Privacy and security will be the cornerstones of sensor network-based applications. The access control of linkable data is becoming ever more critical since users will enrich the data with sensitive contextual information, like location [192]. The analysis of these privacy issues like identification, tracking, and profiling is presented in [193]. These issues require research on how the availability of this information should be controlled [194]. The development of threat model-based taxonomies is one of the promising approaches in a combination of contextual security and access management [195]. Promising steps on delivery security are the blockchain technology. The description of sensors and sensor states can ensure monitoring and reasoning which information should be securely provided to the application layer. Motivated by this requirement the interest in the development of trust ontologies are also arising. We should also mention that security mechanisms often increase latency which is very crucial at real-time applications and also often forms bottlenecks in the processing pipelines. The services of the infrastructure layers (see Section 3.2) are also crying out for the development of solutions that improve security, scalability, and reliability [194] without sever bottlenecks.

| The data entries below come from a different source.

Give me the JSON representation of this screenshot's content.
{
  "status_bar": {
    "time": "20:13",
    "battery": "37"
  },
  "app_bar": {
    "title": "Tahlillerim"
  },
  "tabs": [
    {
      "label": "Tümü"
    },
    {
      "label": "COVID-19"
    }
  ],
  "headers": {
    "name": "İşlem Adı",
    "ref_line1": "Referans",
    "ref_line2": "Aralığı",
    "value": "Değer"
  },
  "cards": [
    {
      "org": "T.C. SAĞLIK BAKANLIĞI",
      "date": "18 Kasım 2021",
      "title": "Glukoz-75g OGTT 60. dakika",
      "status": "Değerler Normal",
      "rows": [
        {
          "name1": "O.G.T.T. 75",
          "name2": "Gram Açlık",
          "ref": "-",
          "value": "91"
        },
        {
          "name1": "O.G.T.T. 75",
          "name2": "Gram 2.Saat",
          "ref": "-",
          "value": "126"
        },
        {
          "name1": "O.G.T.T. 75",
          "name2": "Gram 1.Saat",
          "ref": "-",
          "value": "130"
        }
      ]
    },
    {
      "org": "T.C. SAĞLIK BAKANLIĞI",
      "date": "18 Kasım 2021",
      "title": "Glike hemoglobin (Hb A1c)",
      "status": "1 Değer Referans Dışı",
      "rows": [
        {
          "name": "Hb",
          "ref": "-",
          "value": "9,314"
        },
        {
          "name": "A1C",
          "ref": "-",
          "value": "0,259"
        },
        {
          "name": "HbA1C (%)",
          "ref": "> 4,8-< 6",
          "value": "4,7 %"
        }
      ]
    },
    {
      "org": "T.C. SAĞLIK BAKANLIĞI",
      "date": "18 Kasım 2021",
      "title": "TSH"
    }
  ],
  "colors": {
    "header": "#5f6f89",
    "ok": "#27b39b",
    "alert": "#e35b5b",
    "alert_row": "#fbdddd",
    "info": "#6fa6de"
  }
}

Future research and developments should focus on open and modular platforms that utilize easy-to-extend semantic technologies. Cloud-based systems will also emerge, and unique structures will be developed. Among these, it is worth mentioning dew server-based solutions, where dew servers will collect and process streaming data from the IoT sensors and devices and will ensure communication with higher-level servers in the cloud [196].

An availability statistic of the LOV4IoT collection illustrates that the majority of the published ontologies are not freely available or not widely applicable (lost or confidential (27), not freely available (203), ongoing work (46), published but not following the LOV best practices, so hard to interconnect (198), published, and in LOV (31)). This statistics shows that future research and development should much more focus on standardization and ensuring open source availability.

As ever more intelligence should be embedded in sensors and IoT systems, the semantic models should support the self-awareness/self-monitoring/device lifecycle management of intelligent sensors systems. Edge-computing based techniques are in the focus of this research and development [197], so one of the most interesting problems of the future is how semantic and machine learning models should be integrated.

4. Conclusions

As the Internet of Things-based products and processes are rapidly developing, there is a need for tools that can support their fast and cost-effective implementation. Ontologies in sensor technology have led to an incredible advance in the development of these techniques by standardizing the manipulation, share, reuse, and integration of sensory measurements.

This article showed these semantic technologies by following the layers of IoT solutions. Based on the analysis of the presented approaches, we can conclude that there is a need for further standardization to achieve more flexible connectivity, interoperability, and fast application-oriented development.

Real-time applications request a better understanding of the data especially in the on-site processing of complex events and multivariate time series what is the promise of fog and edge-computing solutions. Therefore, further research and development should focus on automated information enrichment, data fusion, and processing of complex event series. Enriched sensor descriptions also aid to create more detailed contexts that can serve as real-time information for the linked (open) data based solutions.

Conflicts of Interest

The authors declare that no conflicts of interest exist with regard to the publication of this paper.

Acknowledgments

This research was supported by the National Research, Development and Innovation Office (NKFIH) through the project OTKA-116674 (Process Mining and Deep Learning in the Natural Sciences and Process Development) and the EFOP-3.6.1-16-2016-00015 Smart Specialization Strategy (S3) Comprehensive Institutional Development Program.